我们队队长是典型的怕鬼,他身材魁梧,瘦瘦精精,人称筋骨人,干起农活,浑身是劲,苦力、难事从来难不倒他。一百七、八十斤担子,健步如梭,挑二担起叠的水毛谷,可在田里小跑。三百六十天,从来不休息,大年初一“开门红”,他一清早就跳在刺骨的水中翻粪氹,不争全队最高工分他誓不罢休。
他有名的怕鬼,生产队‘双抢’期间,每天2:00就要起来出工,唯一的闹钟放在沙阳床头,定格在2:00起闹,而队长每天比闹钟更早地起来‘带头’。他家离我们知青组约百十来米,黑灯瞎火,当他第一脚跨出家门起,就是点燃一根长长的‘喇叭筒’,听说火能驱鬼,先壮一下胆,接着一句高昂的‘汉剧’划破夜空,我们听到了他的小跑步声,离我们住处还有六、七十米,又是一声‘屈家里,我们嘎世嚏波(开始去搞事,行吗)!喊声带着颤抖、夹着跑步声。我们连忙划燃灯盏,沙阳顺手提着铁皮话筒,对着窗外喊道:沙阳四队社员同志们,嘎世哒!扩大了的叫声格外嘹亮地传遍全队,于是家家油灯闪闪,关门吱吱地响,箩筐、扁担伴着步声,开始了一天劳作。屏住呼吸的队长,如释重负地笑了起来,嘿嗨,屈家里,你们真的起得早。搭帮您俺,我一个人起来怕鬼。
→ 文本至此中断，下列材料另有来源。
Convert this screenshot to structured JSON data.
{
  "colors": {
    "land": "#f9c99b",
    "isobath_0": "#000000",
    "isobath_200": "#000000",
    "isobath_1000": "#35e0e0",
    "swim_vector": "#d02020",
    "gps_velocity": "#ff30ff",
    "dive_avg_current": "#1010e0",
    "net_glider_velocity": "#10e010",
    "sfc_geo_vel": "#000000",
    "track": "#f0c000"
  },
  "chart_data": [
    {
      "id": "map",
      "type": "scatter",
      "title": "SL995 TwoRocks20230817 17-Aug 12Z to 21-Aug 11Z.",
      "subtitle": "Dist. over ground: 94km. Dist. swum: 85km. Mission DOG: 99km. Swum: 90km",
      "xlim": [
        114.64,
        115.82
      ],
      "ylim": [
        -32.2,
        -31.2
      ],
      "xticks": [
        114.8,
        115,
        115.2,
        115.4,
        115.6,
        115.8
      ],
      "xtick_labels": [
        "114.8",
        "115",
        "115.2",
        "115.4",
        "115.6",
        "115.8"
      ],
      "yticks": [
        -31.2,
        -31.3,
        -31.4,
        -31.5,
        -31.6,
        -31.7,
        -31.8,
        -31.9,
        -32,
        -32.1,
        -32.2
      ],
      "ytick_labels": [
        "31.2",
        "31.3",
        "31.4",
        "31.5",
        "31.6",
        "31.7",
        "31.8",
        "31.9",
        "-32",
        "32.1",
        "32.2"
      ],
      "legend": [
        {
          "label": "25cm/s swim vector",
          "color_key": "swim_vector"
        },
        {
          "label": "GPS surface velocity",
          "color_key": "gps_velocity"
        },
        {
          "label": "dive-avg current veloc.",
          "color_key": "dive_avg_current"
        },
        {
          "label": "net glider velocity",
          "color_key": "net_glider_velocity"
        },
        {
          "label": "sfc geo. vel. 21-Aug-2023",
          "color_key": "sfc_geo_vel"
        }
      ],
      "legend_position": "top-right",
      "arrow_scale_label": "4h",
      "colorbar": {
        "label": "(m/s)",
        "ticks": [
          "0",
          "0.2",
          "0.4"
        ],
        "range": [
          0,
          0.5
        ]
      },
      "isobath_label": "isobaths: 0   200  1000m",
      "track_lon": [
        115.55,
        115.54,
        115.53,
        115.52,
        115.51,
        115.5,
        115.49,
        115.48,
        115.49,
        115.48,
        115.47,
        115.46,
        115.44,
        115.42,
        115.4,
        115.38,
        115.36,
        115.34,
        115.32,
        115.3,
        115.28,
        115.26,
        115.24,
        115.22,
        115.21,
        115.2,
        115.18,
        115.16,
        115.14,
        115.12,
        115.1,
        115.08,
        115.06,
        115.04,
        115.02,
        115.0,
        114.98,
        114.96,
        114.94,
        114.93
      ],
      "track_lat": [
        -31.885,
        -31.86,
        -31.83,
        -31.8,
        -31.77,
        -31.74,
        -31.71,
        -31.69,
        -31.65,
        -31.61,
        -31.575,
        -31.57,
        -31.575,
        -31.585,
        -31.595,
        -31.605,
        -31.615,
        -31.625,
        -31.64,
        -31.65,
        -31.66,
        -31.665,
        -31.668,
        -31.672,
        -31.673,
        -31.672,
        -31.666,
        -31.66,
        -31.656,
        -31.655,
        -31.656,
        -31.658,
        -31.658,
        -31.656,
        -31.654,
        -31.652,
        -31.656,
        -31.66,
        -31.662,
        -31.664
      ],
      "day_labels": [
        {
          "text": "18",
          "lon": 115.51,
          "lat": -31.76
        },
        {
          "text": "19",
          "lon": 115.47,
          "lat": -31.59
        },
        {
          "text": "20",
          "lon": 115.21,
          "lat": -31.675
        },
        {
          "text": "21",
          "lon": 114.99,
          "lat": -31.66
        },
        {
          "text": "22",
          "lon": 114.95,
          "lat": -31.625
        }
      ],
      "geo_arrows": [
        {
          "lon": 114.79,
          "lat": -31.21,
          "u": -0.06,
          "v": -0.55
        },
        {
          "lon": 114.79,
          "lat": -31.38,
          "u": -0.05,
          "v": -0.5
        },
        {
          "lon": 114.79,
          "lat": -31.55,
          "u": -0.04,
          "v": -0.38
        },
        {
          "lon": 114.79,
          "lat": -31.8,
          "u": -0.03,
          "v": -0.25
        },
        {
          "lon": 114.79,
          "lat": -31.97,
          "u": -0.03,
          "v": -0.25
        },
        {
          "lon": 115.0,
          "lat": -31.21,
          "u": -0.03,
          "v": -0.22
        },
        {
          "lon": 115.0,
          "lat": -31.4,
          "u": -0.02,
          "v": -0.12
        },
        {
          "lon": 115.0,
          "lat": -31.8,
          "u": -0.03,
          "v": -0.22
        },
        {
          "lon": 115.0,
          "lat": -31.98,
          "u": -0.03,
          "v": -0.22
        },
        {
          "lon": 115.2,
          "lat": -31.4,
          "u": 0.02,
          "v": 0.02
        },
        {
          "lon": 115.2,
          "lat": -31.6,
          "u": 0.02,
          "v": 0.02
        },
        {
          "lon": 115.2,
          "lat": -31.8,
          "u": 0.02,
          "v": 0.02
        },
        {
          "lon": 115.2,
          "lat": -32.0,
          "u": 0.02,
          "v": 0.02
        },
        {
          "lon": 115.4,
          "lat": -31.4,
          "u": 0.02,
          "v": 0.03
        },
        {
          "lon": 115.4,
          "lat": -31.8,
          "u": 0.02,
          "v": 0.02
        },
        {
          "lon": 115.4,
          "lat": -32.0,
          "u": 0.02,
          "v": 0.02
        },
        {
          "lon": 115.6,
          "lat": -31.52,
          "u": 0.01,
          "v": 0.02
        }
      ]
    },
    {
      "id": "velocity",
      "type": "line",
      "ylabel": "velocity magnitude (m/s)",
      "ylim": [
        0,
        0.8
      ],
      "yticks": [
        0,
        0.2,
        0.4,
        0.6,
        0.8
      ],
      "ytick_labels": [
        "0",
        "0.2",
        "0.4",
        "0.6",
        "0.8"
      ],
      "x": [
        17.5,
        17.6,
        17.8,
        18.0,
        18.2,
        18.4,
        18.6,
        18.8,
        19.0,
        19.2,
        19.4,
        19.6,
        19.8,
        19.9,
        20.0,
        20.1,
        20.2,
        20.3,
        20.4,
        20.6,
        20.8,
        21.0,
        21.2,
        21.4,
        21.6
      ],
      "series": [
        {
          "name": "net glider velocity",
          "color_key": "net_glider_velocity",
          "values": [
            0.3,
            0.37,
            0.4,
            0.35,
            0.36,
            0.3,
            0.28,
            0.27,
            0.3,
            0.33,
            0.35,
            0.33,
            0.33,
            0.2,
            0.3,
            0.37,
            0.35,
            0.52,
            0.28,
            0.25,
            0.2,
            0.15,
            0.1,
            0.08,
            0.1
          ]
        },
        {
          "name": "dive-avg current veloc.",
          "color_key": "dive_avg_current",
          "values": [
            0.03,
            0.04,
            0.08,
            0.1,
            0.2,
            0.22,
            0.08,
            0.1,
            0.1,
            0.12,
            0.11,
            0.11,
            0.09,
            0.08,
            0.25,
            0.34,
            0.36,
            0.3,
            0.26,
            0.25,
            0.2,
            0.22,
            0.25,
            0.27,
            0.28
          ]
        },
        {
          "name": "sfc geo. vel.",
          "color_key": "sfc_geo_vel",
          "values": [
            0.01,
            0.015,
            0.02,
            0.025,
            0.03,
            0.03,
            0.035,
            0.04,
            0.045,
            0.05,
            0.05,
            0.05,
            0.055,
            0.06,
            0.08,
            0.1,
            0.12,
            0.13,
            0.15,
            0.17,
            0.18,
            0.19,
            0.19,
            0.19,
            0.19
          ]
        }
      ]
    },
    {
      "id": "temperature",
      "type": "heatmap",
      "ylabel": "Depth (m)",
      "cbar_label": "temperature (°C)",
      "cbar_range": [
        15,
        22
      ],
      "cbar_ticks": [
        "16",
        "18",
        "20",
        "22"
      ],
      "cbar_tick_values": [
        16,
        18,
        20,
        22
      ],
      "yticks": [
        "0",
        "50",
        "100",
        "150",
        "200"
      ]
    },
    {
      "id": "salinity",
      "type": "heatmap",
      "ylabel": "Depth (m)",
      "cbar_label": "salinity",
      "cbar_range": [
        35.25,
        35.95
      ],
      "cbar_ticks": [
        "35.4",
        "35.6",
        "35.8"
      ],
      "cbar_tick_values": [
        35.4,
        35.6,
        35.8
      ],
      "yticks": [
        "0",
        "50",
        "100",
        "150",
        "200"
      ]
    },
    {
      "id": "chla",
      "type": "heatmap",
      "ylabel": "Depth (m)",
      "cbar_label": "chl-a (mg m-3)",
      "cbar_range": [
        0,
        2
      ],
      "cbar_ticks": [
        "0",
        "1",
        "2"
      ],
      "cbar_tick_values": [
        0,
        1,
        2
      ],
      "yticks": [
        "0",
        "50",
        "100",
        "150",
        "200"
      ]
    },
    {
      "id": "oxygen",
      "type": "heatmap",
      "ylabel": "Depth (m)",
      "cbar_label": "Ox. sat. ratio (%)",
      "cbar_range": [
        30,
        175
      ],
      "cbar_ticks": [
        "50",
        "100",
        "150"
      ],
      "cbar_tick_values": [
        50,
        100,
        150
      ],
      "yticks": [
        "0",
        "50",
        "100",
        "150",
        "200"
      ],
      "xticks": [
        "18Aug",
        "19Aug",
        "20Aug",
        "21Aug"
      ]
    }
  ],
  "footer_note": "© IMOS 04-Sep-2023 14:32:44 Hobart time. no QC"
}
开始割谷了,我这桶长发现不对劲,一清人数,还差一个人,不是没人割谷,就是没人踩桶,谷满了又没人挑。我这桶长跑上跳下很不协调。是彭伏喜还没来。我告诉队长,请他叫一下,他要我去,说一个人去怕鬼,我顺便提着沙阳的土喇叭,跑到彭伏喜窗下,嗓门提高八度地喊;嘎世哒,快起来,割谷搞不拢来哒。足足五分钟的狂轰乱炸,笼里的鸡都被吵得咯咯直叫,楼里的猪听到嘲声都开始哄哄吱吱翻身,还没听见人答白。又敲门又打窗搞了半天。从里屋的床上嗷出一声:今天我生日,要休息一天。我哭笑不得,自认倒霉地摸回田里。事后我想,我们队长一身力气,生者几个人都搞他不过(做鬼都不吓人),那死者更不在话下,为何被那些冥冥之中幽灵吓得如此胆小。真有点好笑。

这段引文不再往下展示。